Discovery has posted the production diary #4 which coincides with the fourth episode of Deadliest Catch airing tonight. The production diary is a chronological blog written by Doug Stanley the Director of Photography of Deadliest Catch.
Aboard the Time Bandit, on a wall above the galley table, there is a framed watercolor of a derelict fishing boat, stranded on a beach in the Hillstrands’ home port of Homer, Alaska. When I first noticed it, Andy told me that he and his brothers used to play on that very boat while their father was fishing in the Bering Sea. When their father returned to port, all of the boys would greet him and run around on his deck.

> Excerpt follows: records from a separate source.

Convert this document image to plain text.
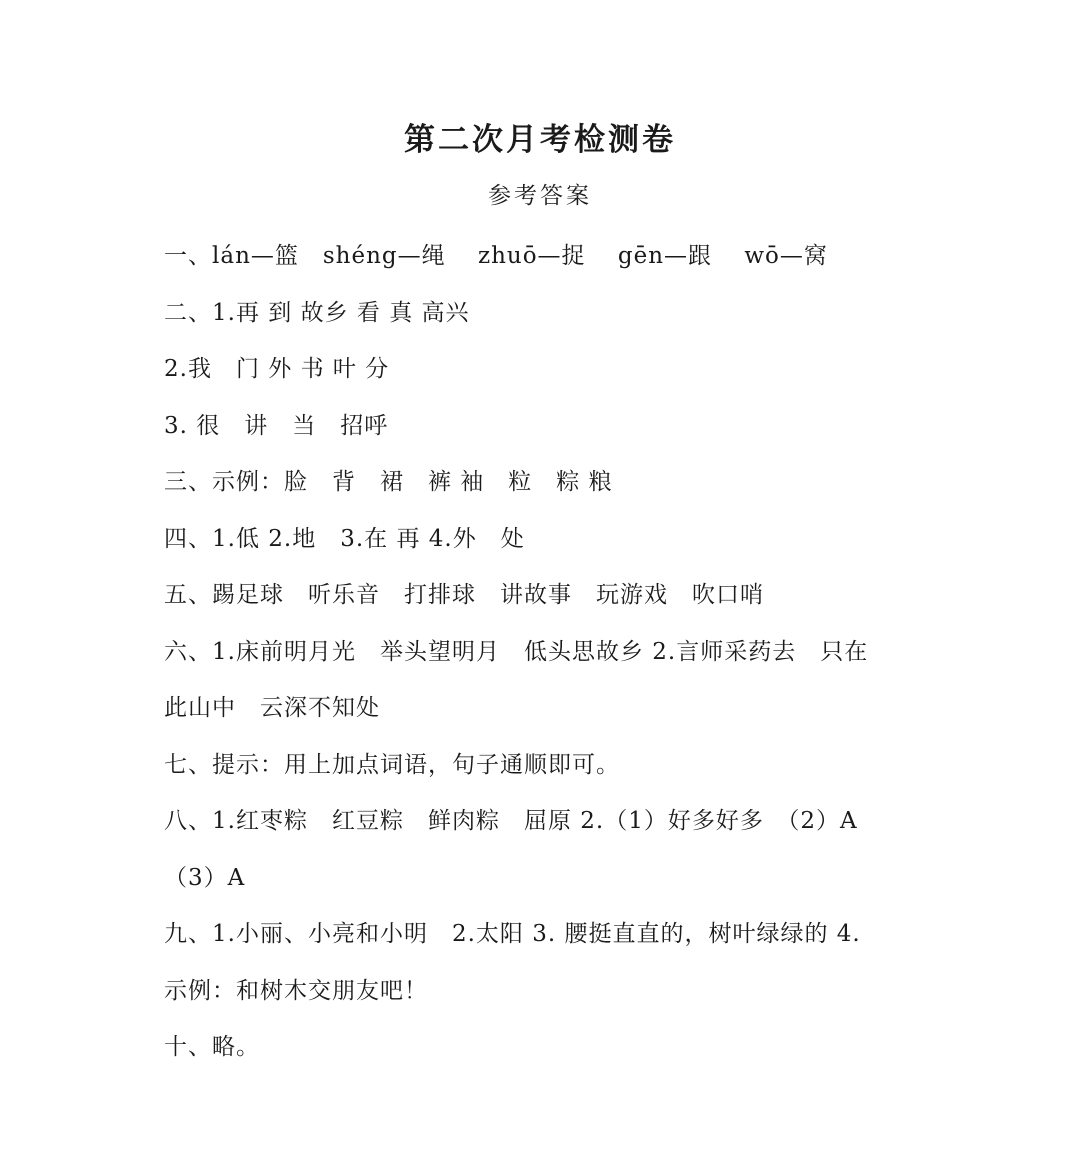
第二次月考检测卷
参考答案
一、lán—篮　shéng—绳　 zhuō—捉　 gēn—跟　 wō—窝
二、1.再 到 故乡 看 真 高兴
2.我　门 外 书 叶 分
3. 很　讲　当　招呼
三、示例：脸　背　裙　裤 袖　粒　粽 粮
四、1.低 2.地　3.在 再 4.外　处
五、踢足球　听乐音　打排球　讲故事　玩游戏　吹口哨
六、1.床前明月光　举头望明月　低头思故乡 2.言师采药去　只在
此山中　云深不知处
七、提示：用上加点词语，句子通顺即可。
八、1.红枣粽　红豆粽　鲜肉粽　屈原 2.（1）好多好多　（2）A
（3）A
九、1.小丽、小亮和小明　2.太阳 3. 腰挺直直的，树叶绿绿的 4.
示例：和树木交朋友吧！
十、略。
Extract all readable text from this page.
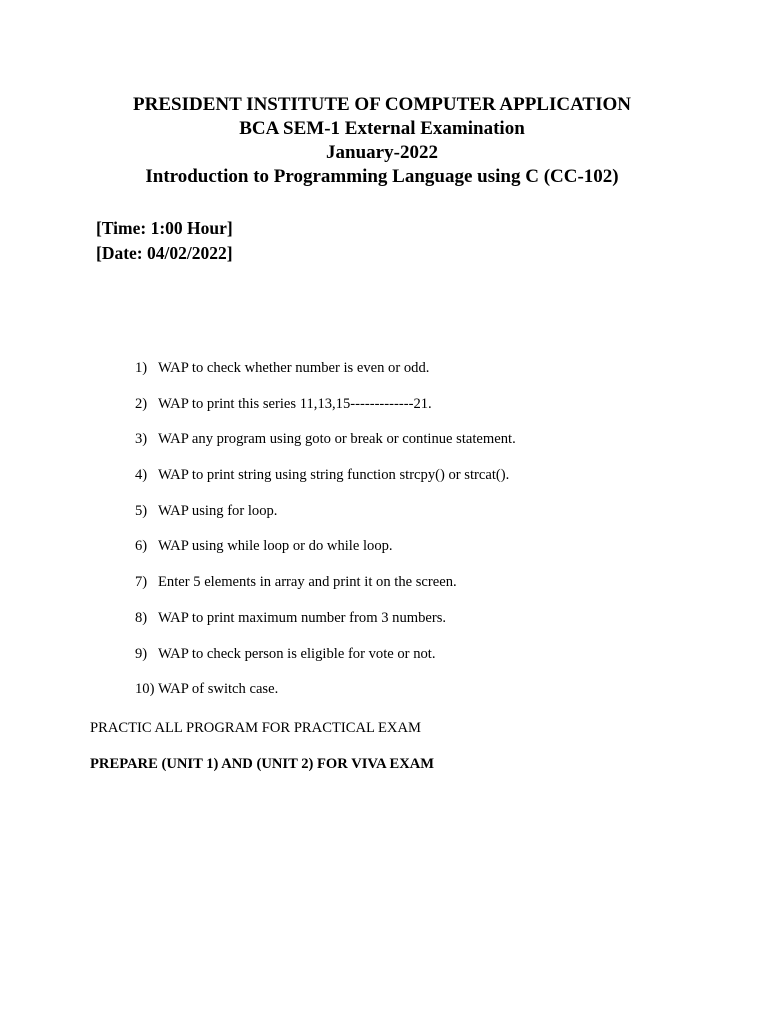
PRESIDENT INSTITUTE OF COMPUTER APPLICATION
BCA SEM-1 External Examination
January-2022
Introduction to Programming Language using C (CC-102)
[Time: 1:00 Hour]
[Date: 04/02/2022]
1) WAP to check whether number is even or odd.
2) WAP to print this series 11,13,15-------------21.
3) WAP any program using goto or break or continue statement.
4) WAP to print string using string function strcpy() or strcat().
5) WAP using for loop.
6) WAP using while loop or do while loop.
7) Enter 5 elements in array and print it on the screen.
8) WAP to print maximum number from 3 numbers.
9) WAP to check person is eligible for vote or not.
10) WAP of switch case.
PRACTIC ALL PROGRAM FOR PRACTICAL EXAM
PREPARE (UNIT 1) AND (UNIT 2) FOR VIVA EXAM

Watching their wild antics one day, their dad was reminded of a film called “The Time Bandits.” The name stuck, and it is now painted on the bow and stern of their modern black schooner, representing both banner and bounty for the Hillstrands and their crew.
Unfortunately, this particular day was not a day of king-crab bounty. Regardless of how hard the crew worked, or how fast the block would spin, the Time Bandit’s pots were coming up nearly blank. There were sea snails and other odd creatures coming up in the pots. This indicated that the pots had just soaked for the last 24 hours sitting on top of bare rock, not in the dark mud the crabs prefer. Capt. Johnathan was in the wheelhouse yelling, “Snails? Snails?” The deckhands burst into laughter. As more and more of the large snails came up in each pot and dropped onto the sorting table, Russell, one of the deckhands, yelled out “Sounds like a bowling alley.” Only humor could keep a day like this going.
Fortunately for the crew, there was plenty to laugh at. Andy and I were standing together on deck between pots. I had the camera up, and I was getting ready to ask him a question about how the crew manages to get through tough times when the fishing sucks. At that precise moment a seagull slammed into the top of my head and flew straight into Andy’s face, feathers flying everywhere! Andy started yelling, “We are being attacked by seagulls!” Then in a fit of silliness, Russell jumped up on the sorting table and Andy, in his white cowboy hat, lassoed him. Russell used his gloved fingers as horns. Deckhands Neil and Nate ran for some seal bombs, and one minute later there were smoking fish parts flying in all directions, coating my camera and lens.
Sure, the crab fishing might have been bad, but everyone was laughing and running around on deck anyway. All of us were acting like a bunch of silly Time Bandits. Later, after all of the fish guts and feathers had settled, I remembered that I never did ask Andy that question.